FOSTER, John Bellamy, Trabalho e Capital Monopolista vinte anos depois, Revista Princípios, São Paulo, n° 43, janeiro de 1997;

ALMEIDA, Milton B. de & VASCONCELOS, Nilton, Trabalho e qualidade total, Revista Princípios, São Paulo, n° 43, janeiro de 1997;

FERNANDES, Luis, Os mitos da globalização e os desafios do desenvolvimento, Revista Princípios, São Paulo, n° 43, janeiro de 1997;

GOMES, Luiz Marcos, Construindo o Estado do mal-estar social, Revista Princípios, São Paulo, n° 43, janeiro de 1997;

Neoliberalismo e os Trabalhadores, documento da Corrente Sindical Classista;

Conjuntura Nacional e Mercado de Trabalho, Teses do 2° Congresso do Sinfar-SP;

Nuevas Tecnologias, Difusion Sectorial, Empleo y Trabajo en Brasil: Un Balance, documento da Organização Internacional do Trabalho, Prealc, agosto de 1990;

CANO, Wilson, Reflexões Sobre o Brasil e a Nova (des)ordem Internacional, Revista Atenção, São Paulo, ano II, nº 4, outubro de 1991;

 

Notas:

 

1 – “O Neoliberalismo e os Trabalhadores”, documento aprovado pela Corrente Sindical Classista, São Paulo/1996.

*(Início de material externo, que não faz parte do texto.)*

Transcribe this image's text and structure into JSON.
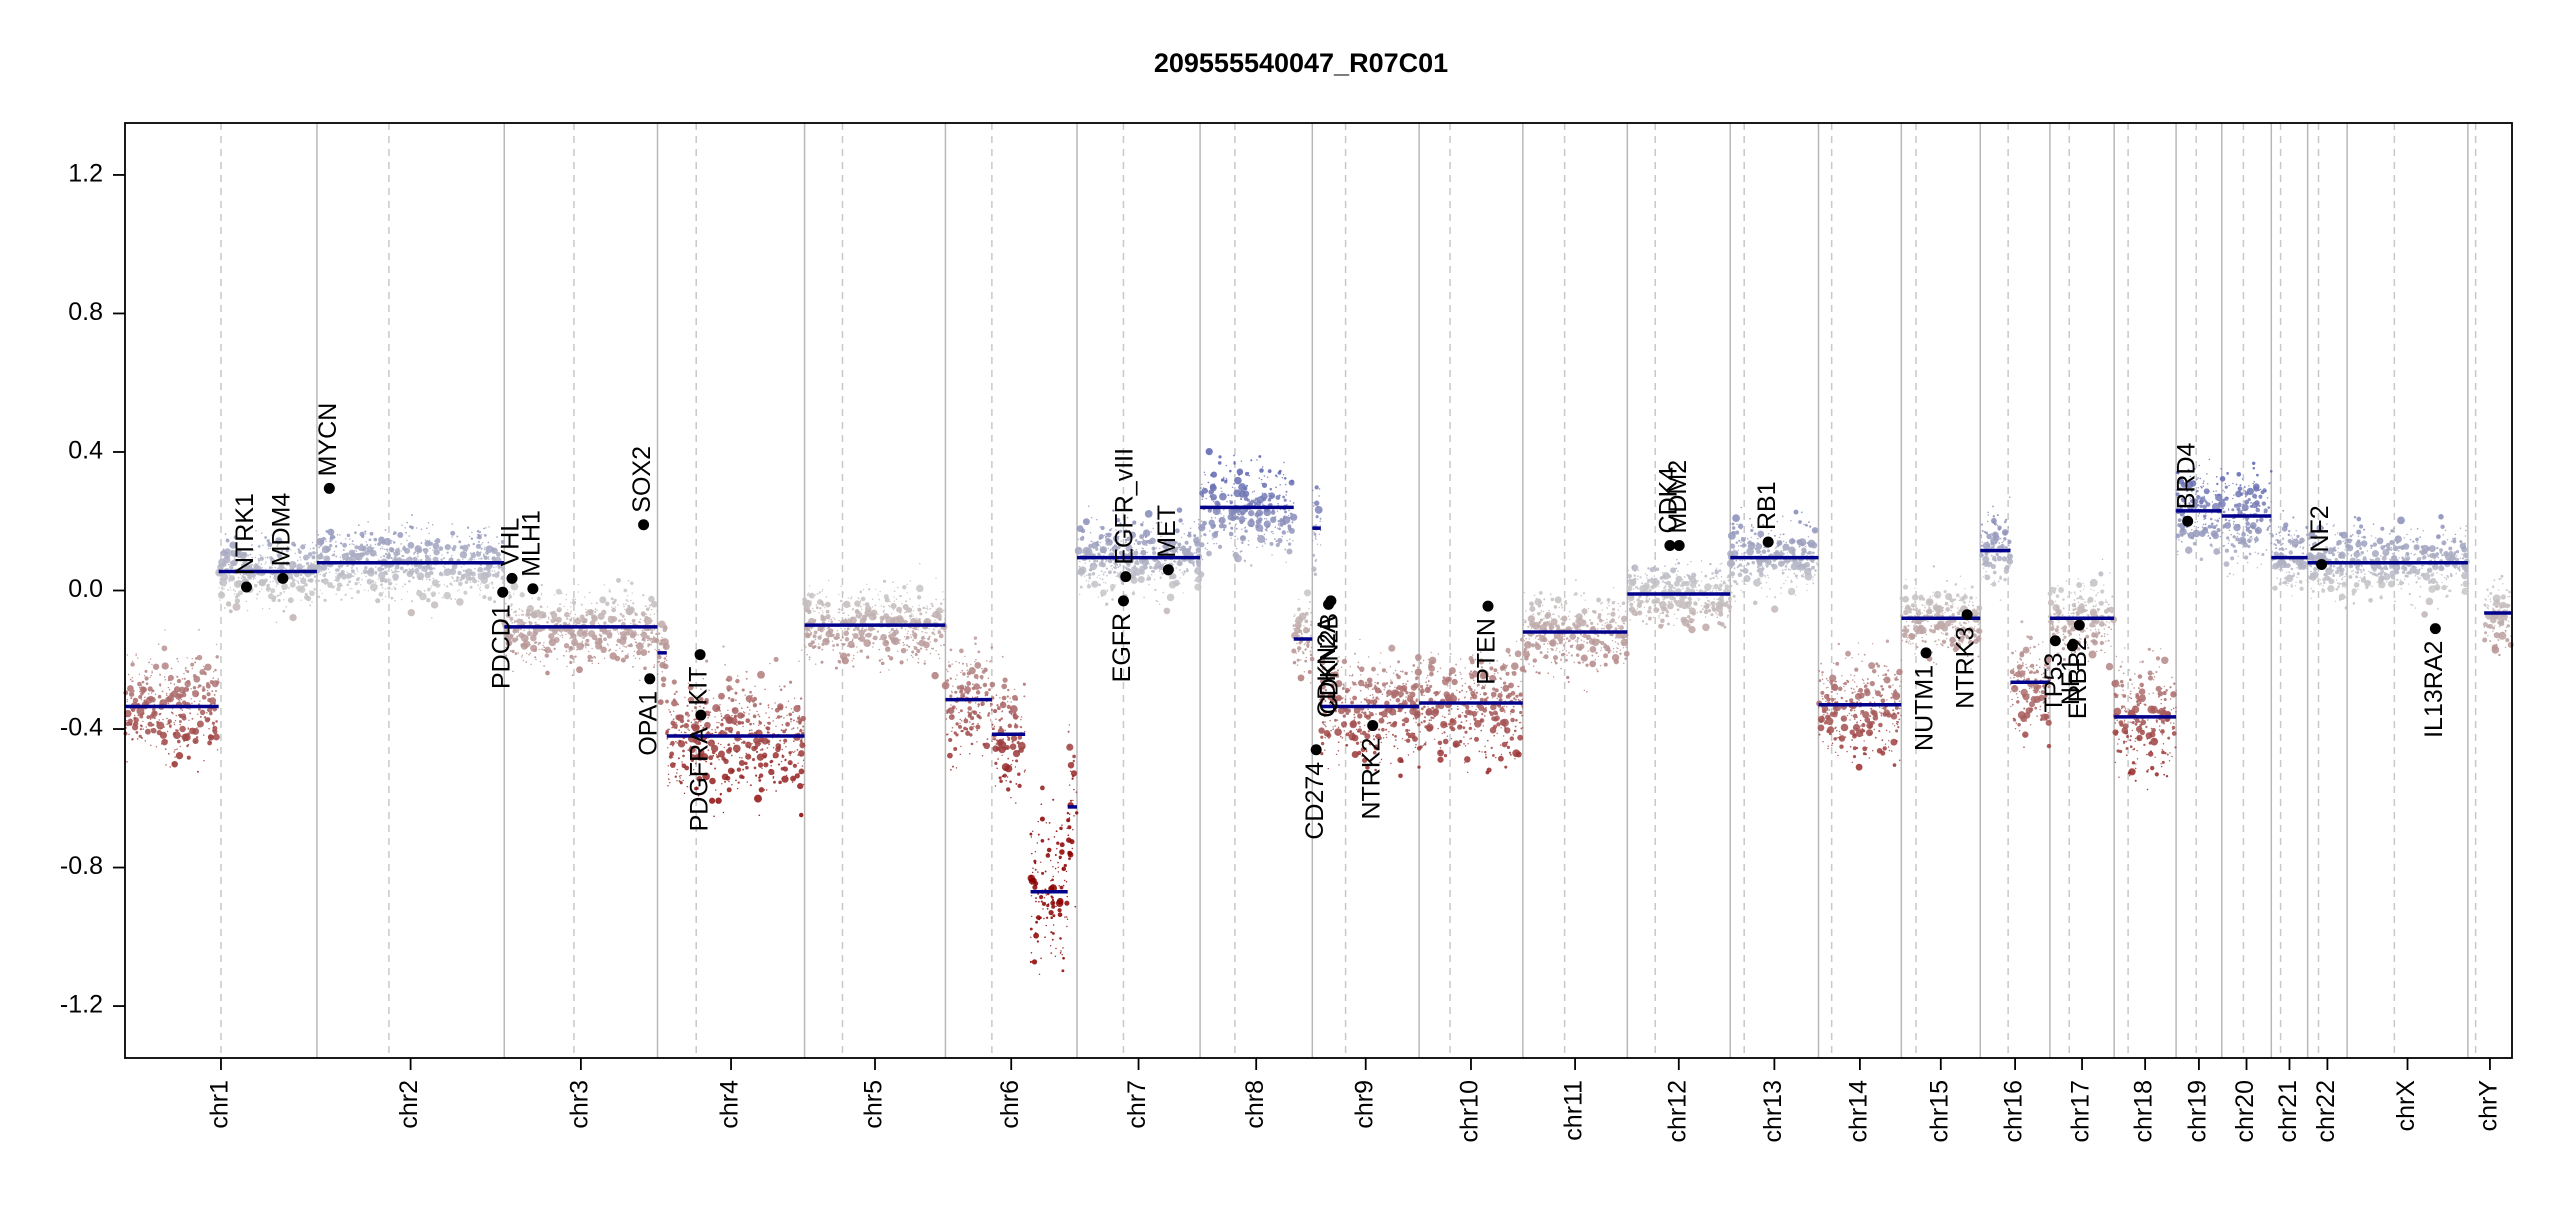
{
  "chart_data": {
    "type": "scatter",
    "title": "209555540047_R07C01",
    "xlabel": "",
    "ylabel": "",
    "ylim": [
      -1.35,
      1.35
    ],
    "yticks": [
      -1.2,
      -0.8,
      -0.4,
      0.0,
      0.4,
      0.8,
      1.2
    ],
    "ytick_labels": [
      "-1.2",
      "-0.8",
      "-0.4",
      "0.0",
      "0.4",
      "0.8",
      "1.2"
    ],
    "grid": false,
    "colors": {
      "gain": "#5b63b0",
      "neutral": "#c8c8c8",
      "loss": "#8b0000",
      "segment": "#00008b",
      "gene_point": "#000000",
      "chrom_boundary": "#b8b8b8",
      "centromere": "#c8c8c8",
      "frame": "#000000"
    },
    "chromosomes": [
      {
        "name": "chr1",
        "start": 0,
        "end": 248,
        "centromere": 124
      },
      {
        "name": "chr2",
        "start": 248,
        "end": 490,
        "centromere": 341
      },
      {
        "name": "chr3",
        "start": 490,
        "end": 688,
        "centromere": 580
      },
      {
        "name": "chr4",
        "start": 688,
        "end": 878,
        "centromere": 738
      },
      {
        "name": "chr5",
        "start": 878,
        "end": 1060,
        "centromere": 927
      },
      {
        "name": "chr6",
        "start": 1060,
        "end": 1230,
        "centromere": 1120
      },
      {
        "name": "chr7",
        "start": 1230,
        "end": 1389,
        "centromere": 1290
      },
      {
        "name": "chr8",
        "start": 1389,
        "end": 1534,
        "centromere": 1434
      },
      {
        "name": "chr9",
        "start": 1534,
        "end": 1672,
        "centromere": 1577
      },
      {
        "name": "chr10",
        "start": 1672,
        "end": 1806,
        "centromere": 1712
      },
      {
        "name": "chr11",
        "start": 1806,
        "end": 1941,
        "centromere": 1860
      },
      {
        "name": "chr12",
        "start": 1941,
        "end": 2074,
        "centromere": 1977
      },
      {
        "name": "chr13",
        "start": 2074,
        "end": 2188,
        "centromere": 2092
      },
      {
        "name": "chr14",
        "start": 2188,
        "end": 2295,
        "centromere": 2205
      },
      {
        "name": "chr15",
        "start": 2295,
        "end": 2397,
        "centromere": 2314
      },
      {
        "name": "chr16",
        "start": 2397,
        "end": 2487,
        "centromere": 2433
      },
      {
        "name": "chr17",
        "start": 2487,
        "end": 2570,
        "centromere": 2512
      },
      {
        "name": "chr18",
        "start": 2570,
        "end": 2650,
        "centromere": 2588
      },
      {
        "name": "chr19",
        "start": 2650,
        "end": 2709,
        "centromere": 2676
      },
      {
        "name": "chr20",
        "start": 2709,
        "end": 2773,
        "centromere": 2737
      },
      {
        "name": "chr21",
        "start": 2773,
        "end": 2820,
        "centromere": 2785
      },
      {
        "name": "chr22",
        "start": 2820,
        "end": 2871,
        "centromere": 2834
      },
      {
        "name": "chrX",
        "start": 2871,
        "end": 3027,
        "centromere": 2932
      },
      {
        "name": "chrY",
        "start": 3027,
        "end": 3084,
        "centromere": 3037
      }
    ],
    "segments": [
      {
        "start": 0,
        "end": 121,
        "value": -0.335
      },
      {
        "start": 121,
        "end": 248,
        "value": 0.055
      },
      {
        "start": 248,
        "end": 490,
        "value": 0.08
      },
      {
        "start": 490,
        "end": 688,
        "value": -0.105
      },
      {
        "start": 688,
        "end": 700,
        "value": -0.18
      },
      {
        "start": 700,
        "end": 878,
        "value": -0.42
      },
      {
        "start": 878,
        "end": 1060,
        "value": -0.1
      },
      {
        "start": 1060,
        "end": 1120,
        "value": -0.315
      },
      {
        "start": 1120,
        "end": 1163,
        "value": -0.415
      },
      {
        "start": 1170,
        "end": 1218,
        "value": -0.87
      },
      {
        "start": 1218,
        "end": 1230,
        "value": -0.625
      },
      {
        "start": 1230,
        "end": 1389,
        "value": 0.095
      },
      {
        "start": 1389,
        "end": 1510,
        "value": 0.24
      },
      {
        "start": 1510,
        "end": 1534,
        "value": -0.14
      },
      {
        "start": 1534,
        "end": 1545,
        "value": 0.18
      },
      {
        "start": 1545,
        "end": 1672,
        "value": -0.335
      },
      {
        "start": 1672,
        "end": 1806,
        "value": -0.325
      },
      {
        "start": 1806,
        "end": 1941,
        "value": -0.12
      },
      {
        "start": 1941,
        "end": 2074,
        "value": -0.01
      },
      {
        "start": 2074,
        "end": 2188,
        "value": 0.095
      },
      {
        "start": 2188,
        "end": 2295,
        "value": -0.33
      },
      {
        "start": 2295,
        "end": 2397,
        "value": -0.08
      },
      {
        "start": 2397,
        "end": 2436,
        "value": 0.115
      },
      {
        "start": 2436,
        "end": 2487,
        "value": -0.265
      },
      {
        "start": 2487,
        "end": 2570,
        "value": -0.08
      },
      {
        "start": 2570,
        "end": 2650,
        "value": -0.365
      },
      {
        "start": 2650,
        "end": 2709,
        "value": 0.23
      },
      {
        "start": 2709,
        "end": 2773,
        "value": 0.215
      },
      {
        "start": 2773,
        "end": 2820,
        "value": 0.095
      },
      {
        "start": 2820,
        "end": 3027,
        "value": 0.08
      },
      {
        "start": 3048,
        "end": 3084,
        "value": -0.065
      }
    ],
    "genes": [
      {
        "name": "NTRK1",
        "pos": 157,
        "value": 0.01
      },
      {
        "name": "MDM4",
        "pos": 204,
        "value": 0.035
      },
      {
        "name": "MYCN",
        "pos": 264,
        "value": 0.295
      },
      {
        "name": "PDCD1",
        "pos": 488,
        "value": -0.005
      },
      {
        "name": "VHL",
        "pos": 500,
        "value": 0.035
      },
      {
        "name": "MLH1",
        "pos": 527,
        "value": 0.005
      },
      {
        "name": "SOX2",
        "pos": 670,
        "value": 0.19
      },
      {
        "name": "OPA1",
        "pos": 678,
        "value": -0.255
      },
      {
        "name": "KIT",
        "pos": 743,
        "value": -0.185
      },
      {
        "name": "PDGFRA",
        "pos": 744,
        "value": -0.36
      },
      {
        "name": "EGFR",
        "pos": 1290,
        "value": -0.03
      },
      {
        "name": "EGFR_vIII",
        "pos": 1293,
        "value": 0.04
      },
      {
        "name": "MET",
        "pos": 1348,
        "value": 0.06
      },
      {
        "name": "CD274",
        "pos": 1539,
        "value": -0.46
      },
      {
        "name": "CDKN2A",
        "pos": 1555,
        "value": -0.04
      },
      {
        "name": "CDKN2B",
        "pos": 1558,
        "value": -0.03
      },
      {
        "name": "NTRK2",
        "pos": 1612,
        "value": -0.39
      },
      {
        "name": "PTEN",
        "pos": 1761,
        "value": -0.045
      },
      {
        "name": "CDK4",
        "pos": 1996,
        "value": 0.13
      },
      {
        "name": "MDM2",
        "pos": 2008,
        "value": 0.13
      },
      {
        "name": "RB1",
        "pos": 2123,
        "value": 0.14
      },
      {
        "name": "NUTM1",
        "pos": 2327,
        "value": -0.18
      },
      {
        "name": "NTRK3",
        "pos": 2380,
        "value": -0.07
      },
      {
        "name": "TP53",
        "pos": 2494,
        "value": -0.145
      },
      {
        "name": "ERBB2",
        "pos": 2525,
        "value": -0.1
      },
      {
        "name": "NF1",
        "pos": 2516,
        "value": -0.16
      },
      {
        "name": "BRD4",
        "pos": 2665,
        "value": 0.2
      },
      {
        "name": "NF2",
        "pos": 2838,
        "value": 0.075
      },
      {
        "name": "IL13RA2",
        "pos": 2985,
        "value": -0.11
      }
    ]
  }
}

2 – Relatório Sobre Desenvolvimento Mundial, Banco Mundial, 1995.

3 – “O Neoliberalismo e os Trabalhadores”, São Paulo, 1996.

4 – Tese do 2° Congresso do Sinfar, 1996.

5 – Fundação Serviço Estadual de Análise de Dados.

6 – Departamento Intersindical de Estatística e Estudos Sócio-Econômicos

7 – Revista Atenção, ano 2, n° 4, 1996

8 – “O Neoliberalismo e os Trabalhadores”, São Paulo, 1996.

9 – Folha de S. Paulo, de 13 de fevereiro de 1997.